The South Carolina Election Commission said that it’s already been a record-breaking year with over 1.3 million South Carolinians voting before Election Day.

The South Carolina Election Commission said as of 5 p.m. when early voting ended, nearly 900,000 people had voted in-person absentee, and nearly 430,000 by mail.

Officials said that number is likely to increase slightly given the voters still standing in line at 5 p.m. and the absentee ballots that arrive at election offices before 7 p.m. tomorrow. It’s a turnout election officials are calling extraordinary.

“An amazing number that’s probably somewhere between half the total turnout,” Chris Whitmire, the spokesperson for the South Carolina Election Commission, said.

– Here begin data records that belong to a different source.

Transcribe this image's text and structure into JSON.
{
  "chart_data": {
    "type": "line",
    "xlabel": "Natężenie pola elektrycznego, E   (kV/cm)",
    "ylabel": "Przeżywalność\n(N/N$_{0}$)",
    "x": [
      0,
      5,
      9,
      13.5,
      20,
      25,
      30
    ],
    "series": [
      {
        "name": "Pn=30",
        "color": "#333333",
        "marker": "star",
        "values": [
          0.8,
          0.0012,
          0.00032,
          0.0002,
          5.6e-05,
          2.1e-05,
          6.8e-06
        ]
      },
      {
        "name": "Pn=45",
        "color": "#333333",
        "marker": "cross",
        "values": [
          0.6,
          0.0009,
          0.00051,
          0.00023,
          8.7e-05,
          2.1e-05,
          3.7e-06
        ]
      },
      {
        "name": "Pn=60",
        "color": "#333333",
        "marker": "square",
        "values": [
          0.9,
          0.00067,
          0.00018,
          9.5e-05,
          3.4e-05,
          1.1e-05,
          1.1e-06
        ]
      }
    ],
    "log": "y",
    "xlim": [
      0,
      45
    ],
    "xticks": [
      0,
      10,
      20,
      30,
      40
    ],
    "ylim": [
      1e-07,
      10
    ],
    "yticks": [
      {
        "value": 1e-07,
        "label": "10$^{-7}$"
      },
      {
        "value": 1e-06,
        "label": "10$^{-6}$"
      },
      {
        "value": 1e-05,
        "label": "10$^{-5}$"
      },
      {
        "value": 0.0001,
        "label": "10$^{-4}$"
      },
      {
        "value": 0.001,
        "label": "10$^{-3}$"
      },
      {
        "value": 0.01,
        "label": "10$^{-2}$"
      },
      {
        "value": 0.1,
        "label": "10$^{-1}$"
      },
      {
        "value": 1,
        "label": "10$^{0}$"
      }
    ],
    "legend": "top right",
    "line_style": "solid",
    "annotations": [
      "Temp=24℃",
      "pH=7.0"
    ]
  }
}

Whitmire said because of this Election Day might look a little different.

“It won’t look like a general election at the polls tomorrow, I don’t believe, because of the number of people voting before election day,” Whitmire said.

Whitmire said while it will probably help with the lines on election day, it does create some new challenges for county election offices, especially when it comes to opening and counting mail-in ballots.

“There’s still work to be done on that front, and the bulk of it has to be done tomorrow,” Whitmire said.

Whitmire said election offices were allowed to begin opening the outer envelope of the ballots on Sunday.

“Tomorrow morning at 7 a.m. they will begin opening the interior secrecy envelope, removing the ballots, flattening them out, and putting them through the scanner,” Whitmire said, “Remember, we’ve never done more than 133,000 of those statewide, and this year already 427,000 ballots returned.”

He said he thinks most counties will get done on Election Day, but it could take some a little longer.

“I expect some counties won’t be done on election night and will have to go into Wednesday to complete this process,” Whitmire said.

Absentee ballots must be received before 7 p.m. on Election Day to be counted. Whitmire said election results will become official on Friday when the county boards of voter registrations and elections certify the election results.